There are a number of data structures being stored internally in a
`Transaction` instance. These are kept up to date and change through successive
calls to its methods.

* `inputs`: The ordered set of inputs for this transaction
* `outputs`: This is the ordered set of output scripts
* `_outpoints`: The ordered set of outpoints (a string that combines a
  transaction hash and output index), UTXOs that will be inputs to this
  transaction. This gets populated on calls to `from` and also when
  deserializing from a serialized transaction.
* `_utxos`: Maps an outpoint to information regarding the output on that
  transaction. The values of an output are:
  - script: the associated script for this output. Will be an instance of
    `Script`
  - satoshis: amount of satoshis associated with this output
  - txId: the transaction id from the outpoint
  - outputIndex: the index of this output in the previous transaction
* `_inputAmount`: sum the amount for all the inputs
* `_signatures`: This is the ordered set of `scriptSig`s that are going to be
  included in the serialized transaction. These are objects with the following
  values:
  - publicKey: the public key that generated the signature 
  - prevTxId: the previous transaction hash
  - outputIndex: the index for the output that this input is signing
  - signature: the `Signature` for that public key
  - sigtype: the type of the signature (`Signature.SIGHASH_ALL` is the only one implemented)
* `_change`: stores the value provided by calling the `change` method.

TO BE IMPLEMENTED YET:
* `_fee`: if user specified a non-standard fee, the amount (in satoshis) will
  be stored in this variable so the change amount can be calculated.
* `_p2shMap`: For the case of P2SH spending, the user needs to supply
  information about the script that hashes to the hash of an UTXO. This map
  goes from the hash of the spend script to that script. When using the
  `from(utxo, publicKeys, threshold)` function, this map gets populated with a
  standard multisig spend script with public keys in the order provided.

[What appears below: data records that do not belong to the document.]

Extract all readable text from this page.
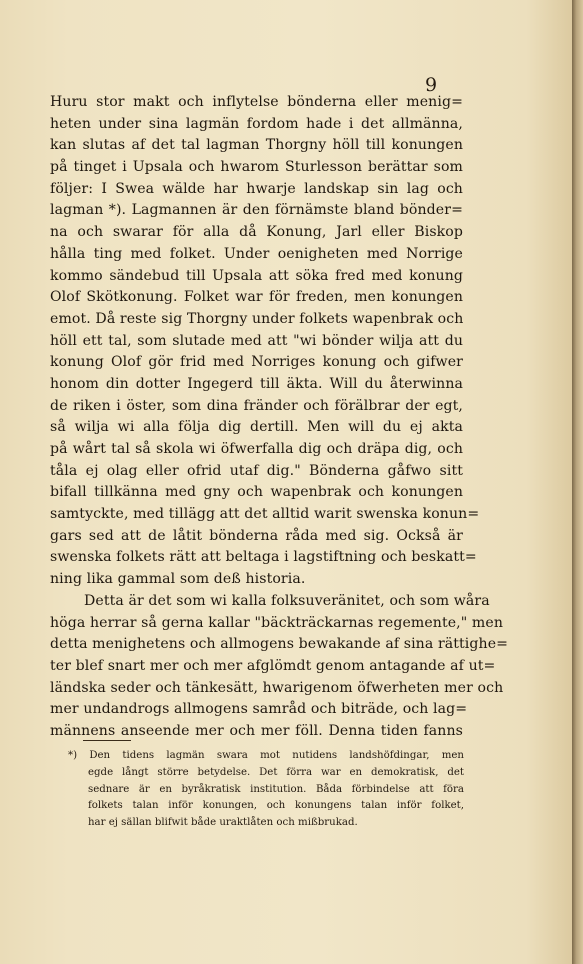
9
Huru stor makt och inflytelse bönderna eller menig=
heten under sina lagmän fordom hade i det allmänna,
kan slutas af det tal lagman Thorgny höll till konungen
på tinget i Upsala och hwarom Sturlesson berättar som
följer: I Swea wälde har hwarje landskap sin lag och
lagman *). Lagmannen är den förnämste bland bönder=
na och swarar för alla då Konung, Jarl eller Biskop
hålla ting med folket. Under oenigheten med Norrige
kommo sändebud till Upsala att söka fred med konung
Olof Skötkonung. Folket war för freden, men konungen
emot. Då reste sig Thorgny under folkets wapenbrak och
höll ett tal, som slutade med att "wi bönder wilja att du
konung Olof gör frid med Norriges konung och gifwer
honom din dotter Ingegerd till äkta. Will du återwinna
de riken i öster, som dina fränder och förälbrar der egt,
så wilja wi alla följa dig dertill. Men will du ej akta
på wårt tal så skola wi öfwerfalla dig och dräpa dig, och
tåla ej olag eller ofrid utaf dig." Bönderna gåfwo sitt
bifall tillkänna med gny och wapenbrak och konungen
samtyckte, med tillägg att det alltid warit swenska konun=
gars sed att de låtit bönderna råda med sig. Också är
swenska folkets rätt att beltaga i lagstiftning och beskatt=
ning lika gammal som deß historia.
Detta är det som wi kalla folksuveränitet, och som wåra
höga herrar så gerna kallar "bäckträckarnas regemente," men
detta menighetens och allmogens bewakande af sina rättighe=
ter blef snart mer och mer afglömdt genom antagande af ut=
ländska seder och tänkesätt, hwarigenom öfwerheten mer och
mer undandrogs allmogens samråd och biträde, och lag=
männens anseende mer och mer föll. Denna tiden fanns
*) Den tidens lagmän swara mot nutidens landshöfdingar, men
egde långt större betydelse. Det förra war en demokratisk, det
sednare är en byråkratisk institution. Båda förbindelse att föra
folkets talan inför konungen, och konungens talan inför folket,
har ej sällan blifwit både uraktlåten och mißbrukad.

### Unspent Output Selection

If you have a larger set of unspent outputs, only some of them will be selected
to fulfill the amount. This is done by storing a cache of unspent outputs in a
protected member called `_utxos`. When the `to()` method is called, some of
these outputs will be selected to pay the requested amount to the appropriate
address.

A nit that you should have in mind is that when the transaction is serialized,
this cache can't be included in the serialized form. 

## Upcoming changes

We're debating an API for Merge Avoidance, CoinJoin, Smart contracts, CoinSwap,
and Stealth Addresses. We're expecting to have all of them by some time in
early 2015.

A first draft of a Payment Channel smart contract modular extension to this
library is being implemented independently
(https://github.com/eordano/bitcore-channel).